Pemahaman soal perbedaan atau keberagaman, lanjut Ma’roef, mestinya diselaraskan secara filosofis bahwa perbedaan bukan persoalan satu pihak benar dan yang lain salah. Perbedaan atau keberagaman adalah sesuatu yang alamiah dan harus sama-sama dipahami betul bahwa perbedaan itu sebagai kondisi yang biasa saja natural dalam masyarakat.
Di sisi lain, Ma’roef juga memperhatikan fenomena media sosial yang sangat bebas sekarang ini dan mampu mewarnai bahkan mempengaruhi setiap peristiwa di tengah masyarakat.
“Media sosial sudah menjadi instrumen publik dan instrumen negara untuk melakukan ‘engineering’ tujuan negara. Tujuan negara ini bersifat ideologis, regulatif dan seharusnya media sosial menjadi jembatan pada masyarakat untuk menciptakan suasana sesuai ideologi bangsa, dan konstitusi,” imbuhnya.
Ma’roef menegaskan, media sosial harus produktif bukan kontra produktif. Hal tersebut akan membantu upaya negara dalam menciptakan satu kondisi yang orientasinya kepada kesejahteraan masyarakat.
“Dampak jangka pendek dan jangka panjang media sosial bisa sangat luar biasa, sebab bisa mengganggu aktivitas secara nasional bila pemberitaan media sosial simpang siur dan membentuk pola pikir. Kalangan generasi muda adalah satu elemen bangsa yang sangat rentan terpengaruh dan akan berdampak pada perilaku mereka.
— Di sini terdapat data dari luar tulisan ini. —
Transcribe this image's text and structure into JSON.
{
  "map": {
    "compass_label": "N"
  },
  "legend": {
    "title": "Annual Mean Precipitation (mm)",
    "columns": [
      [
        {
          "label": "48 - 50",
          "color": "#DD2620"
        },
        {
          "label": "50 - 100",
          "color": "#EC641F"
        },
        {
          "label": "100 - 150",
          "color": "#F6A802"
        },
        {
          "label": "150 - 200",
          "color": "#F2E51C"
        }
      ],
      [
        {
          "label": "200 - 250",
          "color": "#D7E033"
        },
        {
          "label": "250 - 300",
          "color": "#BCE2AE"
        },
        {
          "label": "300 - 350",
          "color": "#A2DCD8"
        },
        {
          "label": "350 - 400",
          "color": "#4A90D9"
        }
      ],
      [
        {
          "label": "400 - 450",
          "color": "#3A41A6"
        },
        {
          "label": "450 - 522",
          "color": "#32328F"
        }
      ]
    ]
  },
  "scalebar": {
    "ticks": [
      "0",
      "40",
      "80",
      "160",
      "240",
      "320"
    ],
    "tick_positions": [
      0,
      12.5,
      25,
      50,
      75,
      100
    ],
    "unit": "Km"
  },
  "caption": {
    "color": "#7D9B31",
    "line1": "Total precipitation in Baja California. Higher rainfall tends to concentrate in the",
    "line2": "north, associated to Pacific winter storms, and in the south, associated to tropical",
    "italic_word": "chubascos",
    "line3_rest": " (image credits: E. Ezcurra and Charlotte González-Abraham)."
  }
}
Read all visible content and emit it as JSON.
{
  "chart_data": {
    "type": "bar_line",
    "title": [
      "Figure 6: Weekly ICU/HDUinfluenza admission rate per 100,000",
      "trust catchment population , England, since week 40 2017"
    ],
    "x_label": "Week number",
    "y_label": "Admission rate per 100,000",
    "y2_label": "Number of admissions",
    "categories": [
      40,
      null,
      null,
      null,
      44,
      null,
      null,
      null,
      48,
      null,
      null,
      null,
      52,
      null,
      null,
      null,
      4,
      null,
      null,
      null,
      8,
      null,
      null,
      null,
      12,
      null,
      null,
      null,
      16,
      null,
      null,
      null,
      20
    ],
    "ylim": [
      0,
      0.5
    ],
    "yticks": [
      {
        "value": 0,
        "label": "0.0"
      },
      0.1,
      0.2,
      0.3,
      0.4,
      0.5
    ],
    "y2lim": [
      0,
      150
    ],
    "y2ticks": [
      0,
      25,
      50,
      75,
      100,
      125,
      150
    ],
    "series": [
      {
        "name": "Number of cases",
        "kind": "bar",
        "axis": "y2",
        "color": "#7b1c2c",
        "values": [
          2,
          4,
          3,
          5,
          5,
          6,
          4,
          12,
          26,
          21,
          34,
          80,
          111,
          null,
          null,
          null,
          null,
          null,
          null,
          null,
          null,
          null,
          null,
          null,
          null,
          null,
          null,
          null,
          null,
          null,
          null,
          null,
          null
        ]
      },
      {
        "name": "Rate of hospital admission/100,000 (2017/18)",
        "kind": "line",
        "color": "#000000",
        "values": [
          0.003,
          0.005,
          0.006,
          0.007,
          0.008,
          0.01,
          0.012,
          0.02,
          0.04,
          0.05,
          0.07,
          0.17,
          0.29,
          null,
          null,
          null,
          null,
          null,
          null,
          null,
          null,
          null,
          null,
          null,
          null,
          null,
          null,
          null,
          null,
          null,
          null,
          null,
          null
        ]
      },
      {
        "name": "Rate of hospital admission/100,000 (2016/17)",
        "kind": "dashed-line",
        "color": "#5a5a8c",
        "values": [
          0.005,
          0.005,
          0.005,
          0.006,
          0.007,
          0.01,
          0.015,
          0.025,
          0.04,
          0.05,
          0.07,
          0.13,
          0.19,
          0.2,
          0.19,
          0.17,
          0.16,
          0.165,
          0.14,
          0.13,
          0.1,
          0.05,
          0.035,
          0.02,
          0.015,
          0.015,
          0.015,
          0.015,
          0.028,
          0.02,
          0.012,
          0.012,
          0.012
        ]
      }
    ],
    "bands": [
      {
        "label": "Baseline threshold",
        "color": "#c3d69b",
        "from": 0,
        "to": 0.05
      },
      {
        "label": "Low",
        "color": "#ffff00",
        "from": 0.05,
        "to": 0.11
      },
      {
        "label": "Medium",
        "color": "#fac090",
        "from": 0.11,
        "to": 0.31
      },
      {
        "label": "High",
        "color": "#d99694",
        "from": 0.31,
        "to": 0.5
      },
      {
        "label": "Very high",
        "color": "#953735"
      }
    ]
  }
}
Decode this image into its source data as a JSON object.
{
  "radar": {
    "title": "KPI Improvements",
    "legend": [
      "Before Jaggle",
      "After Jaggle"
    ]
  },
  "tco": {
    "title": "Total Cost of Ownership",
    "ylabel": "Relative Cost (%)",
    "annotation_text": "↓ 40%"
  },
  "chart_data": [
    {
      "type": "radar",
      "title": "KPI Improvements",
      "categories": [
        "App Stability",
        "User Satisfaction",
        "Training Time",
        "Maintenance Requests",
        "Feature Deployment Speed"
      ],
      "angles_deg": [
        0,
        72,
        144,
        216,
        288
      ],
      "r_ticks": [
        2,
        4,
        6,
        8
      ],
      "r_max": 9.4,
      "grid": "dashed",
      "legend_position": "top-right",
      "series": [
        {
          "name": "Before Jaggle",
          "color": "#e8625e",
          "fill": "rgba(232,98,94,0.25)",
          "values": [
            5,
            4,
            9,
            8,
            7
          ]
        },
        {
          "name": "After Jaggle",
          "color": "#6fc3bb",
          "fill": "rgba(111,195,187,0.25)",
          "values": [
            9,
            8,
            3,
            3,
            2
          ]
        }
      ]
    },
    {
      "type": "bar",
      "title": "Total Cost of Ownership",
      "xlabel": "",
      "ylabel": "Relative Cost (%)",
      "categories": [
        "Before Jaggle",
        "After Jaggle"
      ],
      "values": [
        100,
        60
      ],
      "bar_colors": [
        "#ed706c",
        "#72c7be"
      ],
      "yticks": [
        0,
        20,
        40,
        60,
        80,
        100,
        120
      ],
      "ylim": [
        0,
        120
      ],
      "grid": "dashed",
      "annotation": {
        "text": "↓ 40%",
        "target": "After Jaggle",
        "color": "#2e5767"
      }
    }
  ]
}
Ini sangat disayangkan, media sosial jangan seperti itu, tapi di sisi lain media sosial akan berdampak positif, bila berkampanye positif pula untuk masyarakat,” terangnya.
Media sosial, lanjut Ma’roef, sekali lagi bisa menjadi kontra produktif manakala tidak dipergunakan dengan baik. Dan itu sangat disayangkan, di tengah upaya pembangunan negara dan dalam arti luas juga pembangunan karakter bangsa.
“Sehingga sudah saatnya ada instrumen untuk menjembatani dari negara kepada masyarakat yang harus dipayungi dengan kebijakan tepat sesuai kondisi masyarakat dan kondisi negara terus menerus. Ini cara merawat konstitusi kalau di MPR, kami sebut Empat Pilar,” katanya.
Dalam kesempatan tersebut, Ma’roef Cahyono juga membahas seputar UU ITE. UU ITE merupakan upaya positif dari pemerintah, tentang pembenahan teknologi, meskipun dalam perjalanannya beberapa elemen masyarakat masih melihat beberapa kendala atau kekurangan.
“Tapi, menurut saya dalam perjalanannya, bila ada yang kurang bisa diperbaiki. Sejauh ini baik-baik saja, contohnya untuk menjaring pelaku radikalisme sejauh ini terlihat efektif. Jika ada sistem, aturan dan lain-lain yang dirasa belum sempurna dan terkait kebutuhan masyarakat, harus berubah, dan disesuaikan,” tandasnya.